Toronto Mayor Rob Ford is set to learn whether he will still be mayor Friday morning, when a judge will decide upon his appeal in a November court decision that found the mayor had contravened the Municipal Conflict of Interest Act and, as a result, had to be removed from office.
The decision from three divisional court judges is expected at 10:30 a.m.
So what will happen tomorrow? It could be one of three things, Toronto Star city hall reporters explain in a helpful video.
The options are:
1. Ford wins his appeal and remains mayor. It’s business as usual at city hall.
2. Ford loses his appeal and city council appoints an interim mayor at a council meeting.
3. Ford loses his appeal and city council calls a byelection. People vote and choose a new mayor.
The first scenario, the win, will be pretty straightforward. But a loss for Ford means council will have to decide what to do within 60 days and it would “set off a frenzy of politicking unlike anything modern Toronto has seen,” writes Marcus Gee in The Globe and Mail.
While appointing a new mayor seems the easiest solution (the councillors could even reappoint Ford if they wanted), it deprives citizens of their democratic voting rights.
But a byelection will cost taxpayers an somewhere between $7-9 million, something a man who based his election platform on eliminating the gravy train would certainly have a difficult time justifying.
Whatever happens, as Gee points out, there are plenty of politicians waiting in the wings to get in on the action.
It would be “nutty” at city council, Coun. Josh Colle — who is considered a centrist candidate and not aligned with Ford’s right-leaning supporters — tells the Toronto Sun. If council goes for the appointment option, there is no guarantee that councillors will be able to come to a majority decision about who to appoint, particularly because it seems many councillors think it should be them.

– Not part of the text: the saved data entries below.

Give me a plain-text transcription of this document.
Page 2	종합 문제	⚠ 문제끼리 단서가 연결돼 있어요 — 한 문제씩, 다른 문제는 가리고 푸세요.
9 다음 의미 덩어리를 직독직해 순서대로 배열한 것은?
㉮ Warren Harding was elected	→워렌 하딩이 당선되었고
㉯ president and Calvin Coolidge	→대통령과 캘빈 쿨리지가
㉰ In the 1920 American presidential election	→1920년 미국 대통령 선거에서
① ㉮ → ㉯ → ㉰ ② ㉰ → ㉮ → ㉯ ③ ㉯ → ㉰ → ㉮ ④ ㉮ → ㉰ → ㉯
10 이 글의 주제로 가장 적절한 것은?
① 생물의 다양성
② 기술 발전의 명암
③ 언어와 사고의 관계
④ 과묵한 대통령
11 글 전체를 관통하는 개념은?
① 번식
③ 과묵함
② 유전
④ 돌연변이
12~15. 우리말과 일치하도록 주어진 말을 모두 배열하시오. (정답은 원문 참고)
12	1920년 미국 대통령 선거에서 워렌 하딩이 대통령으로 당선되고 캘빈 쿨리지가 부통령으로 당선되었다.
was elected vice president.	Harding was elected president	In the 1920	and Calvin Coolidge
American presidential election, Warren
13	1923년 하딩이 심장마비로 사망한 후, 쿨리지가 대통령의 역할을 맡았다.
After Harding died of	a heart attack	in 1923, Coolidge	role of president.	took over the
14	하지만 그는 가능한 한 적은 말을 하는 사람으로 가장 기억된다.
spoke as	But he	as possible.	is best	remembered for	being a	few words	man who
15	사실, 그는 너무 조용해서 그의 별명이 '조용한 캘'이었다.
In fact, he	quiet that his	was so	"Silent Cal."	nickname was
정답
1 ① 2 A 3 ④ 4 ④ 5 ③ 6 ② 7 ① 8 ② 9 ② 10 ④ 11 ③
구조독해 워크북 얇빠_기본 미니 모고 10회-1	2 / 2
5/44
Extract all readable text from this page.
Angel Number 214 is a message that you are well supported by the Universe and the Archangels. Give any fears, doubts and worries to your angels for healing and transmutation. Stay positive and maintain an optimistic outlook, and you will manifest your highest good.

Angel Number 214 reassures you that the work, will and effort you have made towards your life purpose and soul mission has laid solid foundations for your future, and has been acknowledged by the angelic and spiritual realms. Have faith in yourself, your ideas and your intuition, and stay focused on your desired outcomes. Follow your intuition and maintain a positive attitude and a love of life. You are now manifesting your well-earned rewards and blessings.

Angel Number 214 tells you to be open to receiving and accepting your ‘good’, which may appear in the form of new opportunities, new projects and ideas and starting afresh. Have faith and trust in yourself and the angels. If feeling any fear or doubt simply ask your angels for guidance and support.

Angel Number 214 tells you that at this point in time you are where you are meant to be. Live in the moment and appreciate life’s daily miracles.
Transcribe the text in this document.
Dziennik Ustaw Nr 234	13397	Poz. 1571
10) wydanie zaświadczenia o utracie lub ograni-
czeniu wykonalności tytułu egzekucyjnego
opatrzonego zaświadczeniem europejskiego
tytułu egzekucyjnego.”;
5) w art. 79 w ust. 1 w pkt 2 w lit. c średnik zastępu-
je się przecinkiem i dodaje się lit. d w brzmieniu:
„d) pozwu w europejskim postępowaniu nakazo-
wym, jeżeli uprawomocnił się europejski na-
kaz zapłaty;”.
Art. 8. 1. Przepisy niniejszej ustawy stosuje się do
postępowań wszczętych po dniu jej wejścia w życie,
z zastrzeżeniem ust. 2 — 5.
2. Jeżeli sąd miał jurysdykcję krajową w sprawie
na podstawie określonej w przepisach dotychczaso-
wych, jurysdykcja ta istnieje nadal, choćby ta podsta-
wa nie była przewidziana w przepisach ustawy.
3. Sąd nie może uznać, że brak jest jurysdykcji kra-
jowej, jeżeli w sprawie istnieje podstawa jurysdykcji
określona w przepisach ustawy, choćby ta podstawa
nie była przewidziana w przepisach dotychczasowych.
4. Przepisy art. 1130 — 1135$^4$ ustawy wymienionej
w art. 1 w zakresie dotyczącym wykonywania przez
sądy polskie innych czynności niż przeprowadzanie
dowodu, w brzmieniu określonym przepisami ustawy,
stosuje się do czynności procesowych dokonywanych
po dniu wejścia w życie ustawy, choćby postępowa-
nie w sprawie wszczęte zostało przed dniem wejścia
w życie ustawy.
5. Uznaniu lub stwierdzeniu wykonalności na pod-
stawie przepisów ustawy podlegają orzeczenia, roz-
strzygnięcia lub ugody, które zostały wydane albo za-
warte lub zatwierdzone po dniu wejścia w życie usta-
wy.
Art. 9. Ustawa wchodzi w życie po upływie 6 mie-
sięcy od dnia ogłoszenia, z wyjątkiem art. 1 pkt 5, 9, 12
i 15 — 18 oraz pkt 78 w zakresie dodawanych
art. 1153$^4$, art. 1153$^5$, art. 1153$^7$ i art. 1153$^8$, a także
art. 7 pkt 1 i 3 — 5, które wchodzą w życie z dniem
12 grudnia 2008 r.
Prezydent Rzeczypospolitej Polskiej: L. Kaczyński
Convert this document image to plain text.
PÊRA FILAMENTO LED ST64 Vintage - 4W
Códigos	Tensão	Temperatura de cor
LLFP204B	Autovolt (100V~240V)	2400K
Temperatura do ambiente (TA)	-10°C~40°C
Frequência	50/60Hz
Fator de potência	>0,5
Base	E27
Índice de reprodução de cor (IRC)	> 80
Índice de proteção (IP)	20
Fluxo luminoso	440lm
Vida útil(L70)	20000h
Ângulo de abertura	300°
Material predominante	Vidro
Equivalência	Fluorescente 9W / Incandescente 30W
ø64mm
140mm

As for how Ford is spending his potentially last day in office, the mayor’s staff were mum on the details.
And whatever happens tomorrow, Ford has already lost control of at least part of city hall. His office is no longer allowed to control the final paragraph included at the end of all city hall press releases, reports the Toronto Star.
The paragraph, which Ford changed to reflect his priorities upon coming into office, currently reads: “Toronto’s government is dedicated to delivering customer service excellence, creating a transparent and accountable government, reducing the size and cost of government and building a transportation city.”
The city communications department is currently reworking the paragraph to “highlight current factual information” after a city councillor complained that the paragraph was too ideological.